On that day, he sent me home. He first took me to the consignment store to buy two packs of peanuts and two packs of sunflower seeds. On the way, he repeatedly told me that such a thing must not be told to others, I just nodded helplessly.

Since then, he has been so kind to me and smiled at me, but I think behind his smile, there is filth and filth. I have a fear in my heart, but I dare not express it to others.

Later, Teacher Gao was also watching the school. He wanted to keep me for dinner, but I refused. Fortunately, when we were in the second year of junior high school, the class was adjusted and a math teacher surnamed Sun began to teach us.
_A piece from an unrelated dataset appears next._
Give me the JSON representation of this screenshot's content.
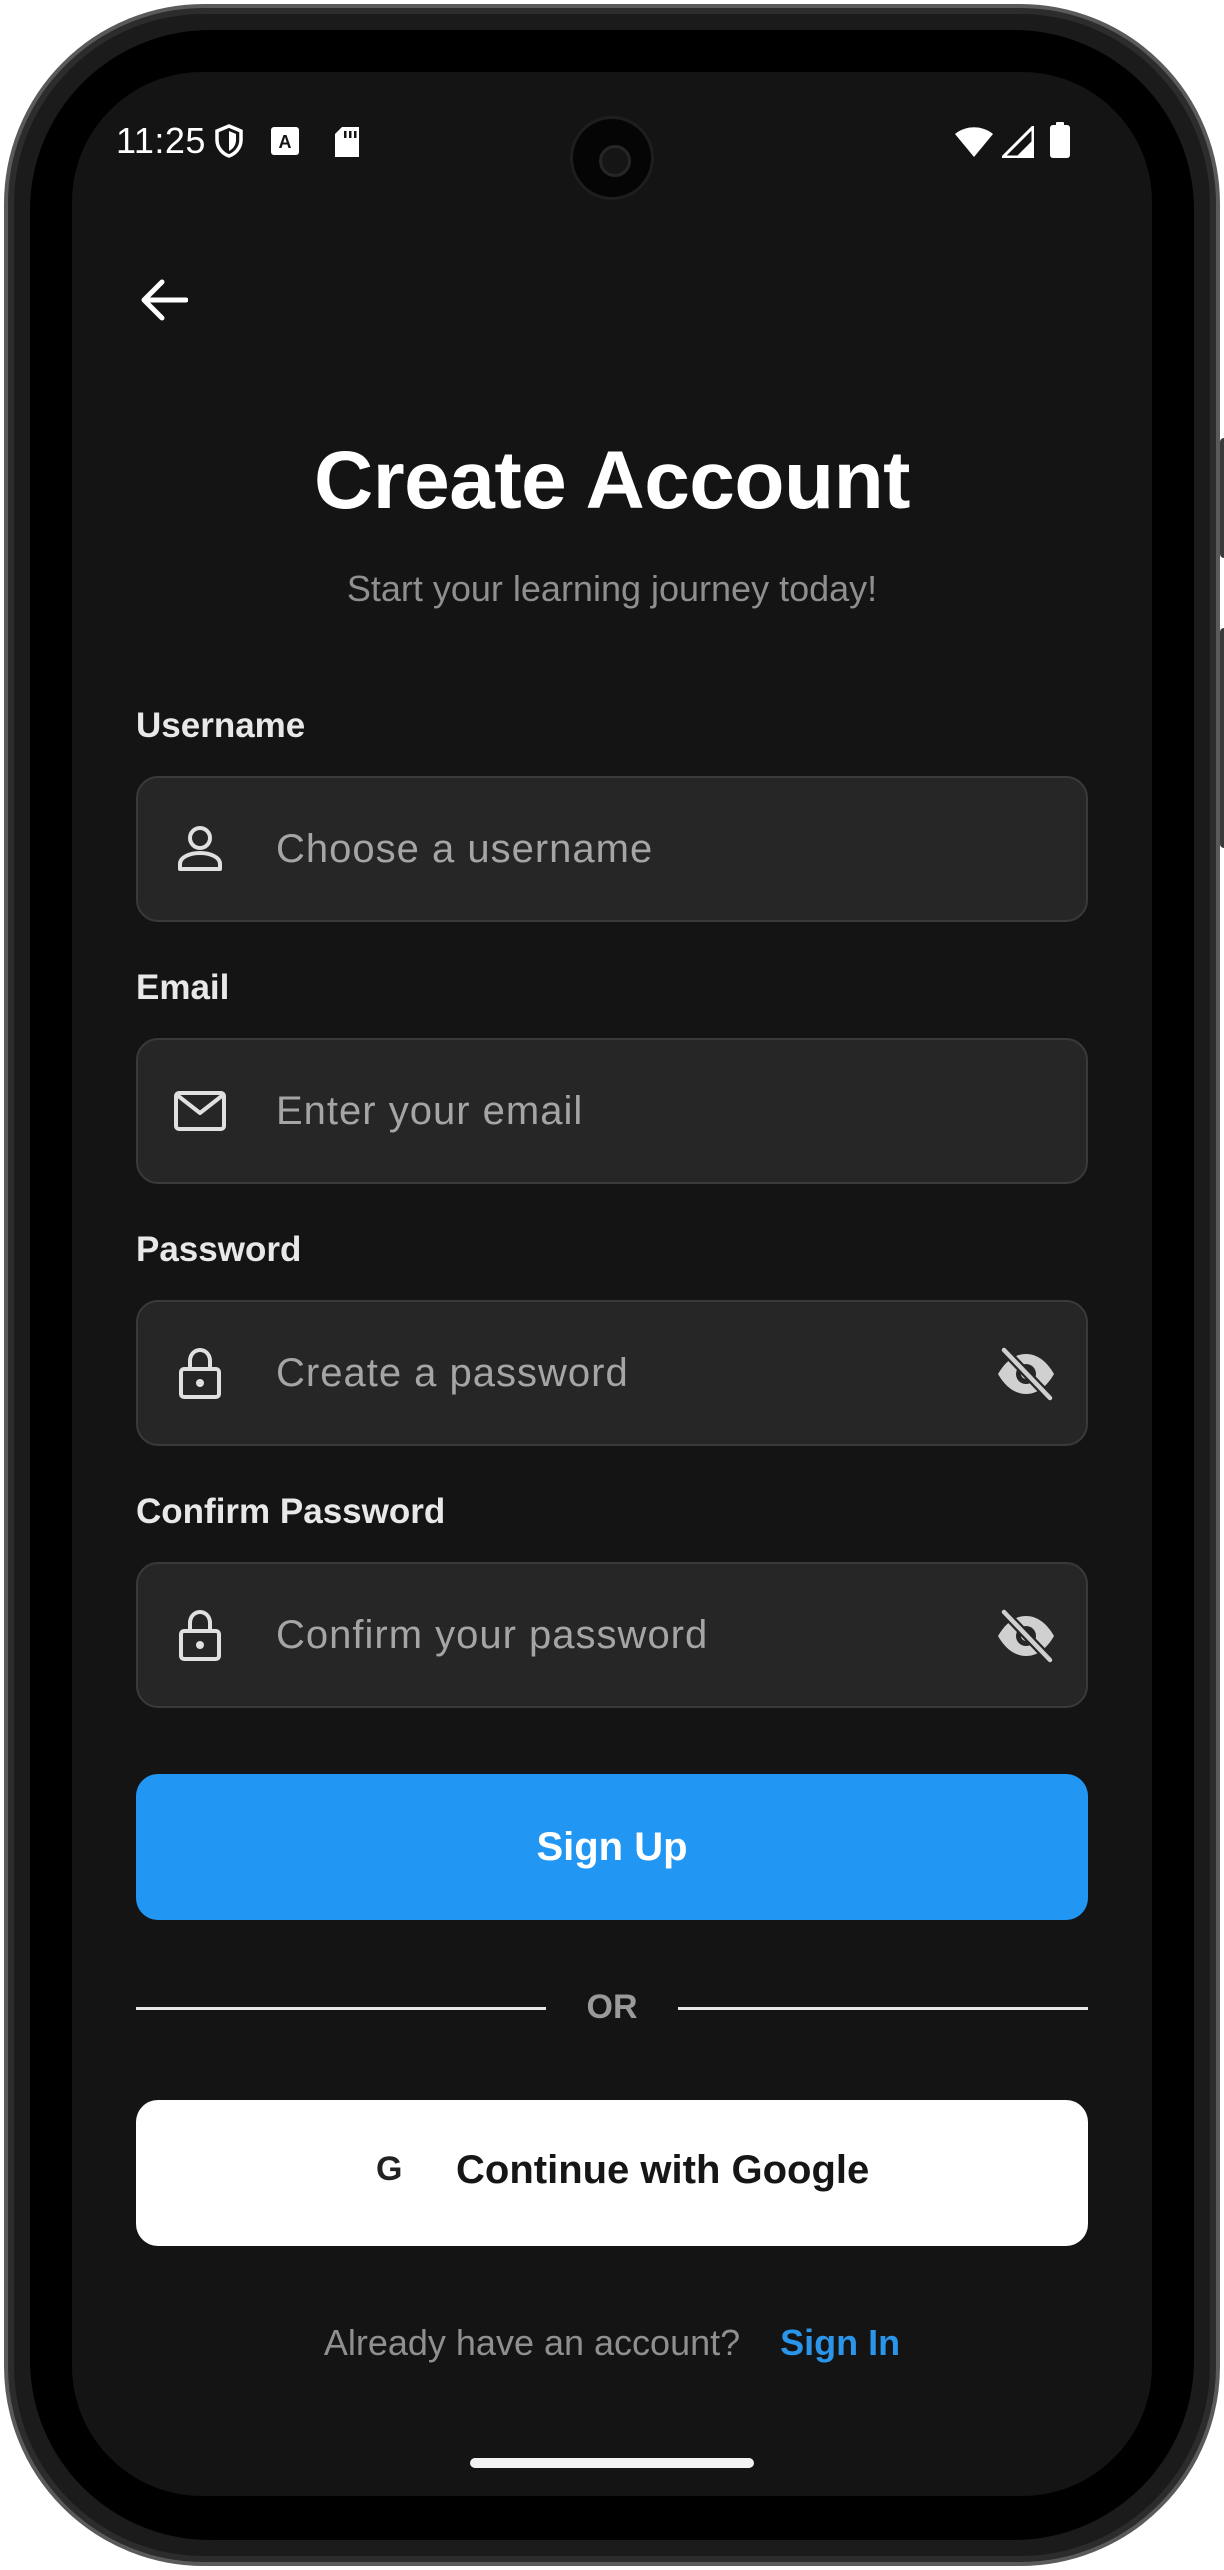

In the third year of junior high, I went to another school, , to study, and we have never seen Teacher Gao since then.

After I graduated from middle school , I also became a middle school teacher, and then got married and had children. Everything seemed to be ordinary, but no one knew about the " dark " buried in my heart. But whenever I think of that incident, I always feel a sense of guilt with inexplicable .

Here, I also advise all colleagues to be a good teacher and not to do anything that goes against the morality of teachers. Otherwise, the negative impact on students will be lifelong.